Burma-KatzeDie Burma-Katze oder auch Murmese genannt, gehört zu den Kurzhaarrassen und ist unter den Hauskatzen sehr bekannt. Die besondere Art wurde bereits mit am längsten in Europa gehalten. Sie stammt ursprünglich aus Birma, dem heutigen Myanmar. Dort hielten Mönche sie als Tempelkatzen und diese sollten ihnen zugleich Glück bescheren. Auch heute wird sie noch in einigen Tempeln gehalten. Sie sollte aber nicht mit der Birma-Katze verwechselt werden, welche heut eine eigene Rasse darstellt. Die Burma-Katze ist mittelgroß und muskulös und besitzt einen kräftigen Körper. Dieser ist schwerer als er vom Optischen her aussieht. Der Brustkorb ist sehr kräftig und in seinem Profil etwas abgerundet. Der Rücken verläuft bis zu dem Schwanzansatz gerade. Der Schwanz an sich zeigt sich bei den Burmesen als mittellang und endet mit einer rundlichen Spitze.
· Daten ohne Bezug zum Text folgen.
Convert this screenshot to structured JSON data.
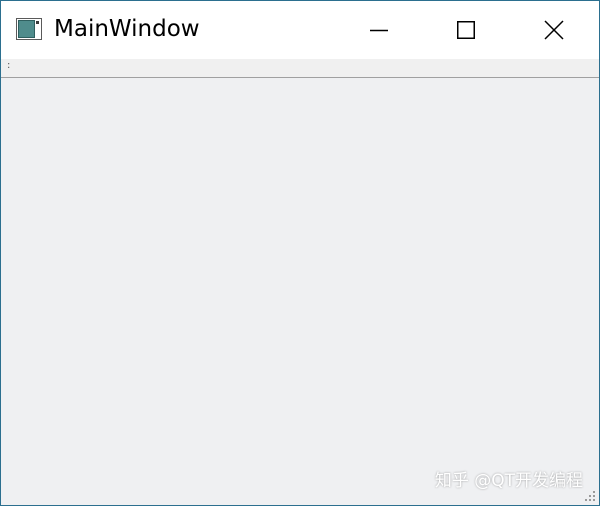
{
  "window": {
    "title": "MainWindow",
    "app_icon": "qt-window-icon",
    "controls": {
      "minimize_icon": "minimize-icon",
      "maximize_icon": "maximize-icon",
      "close_icon": "close-icon"
    }
  },
  "toolbar": {
    "grip_text": ":"
  },
  "watermark": {
    "text": "知乎 @QT开发编程"
  },
  "colors": {
    "border": "#2b6f8f",
    "titlebar": "#ffffff",
    "central": "#eff0f2",
    "separator": "#a0a0a0"
  }
}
Die Beine der besonderen Rasse sind zartgliedrig, sogar ein weinig zierlich. Der Kopf der Burma-Katze ist keilförmig und wirkt zudem ein wenig knochig. Die Stirn ist leicht abgerundet. Die Ohren wirken dadurch etwas größer. Die Burma-Katze gibt es in unterschiedlichen Fellfarben. Dementsprechend sind auch die Augenfarben verschieden. Ist die Burma-Katze dunkelbraun, sind auch die Augen braun. Das Fell benötigt die richtige Pflege. Das Katzenfutter spielt bereits an diesem Punkt eine entscheidende Rolle. Enthält das Burma-Katzen Katzenfutter viele Nährstoffe, kann das Fell richtig glänzen und die Katze hat zudem ausreichend Energie.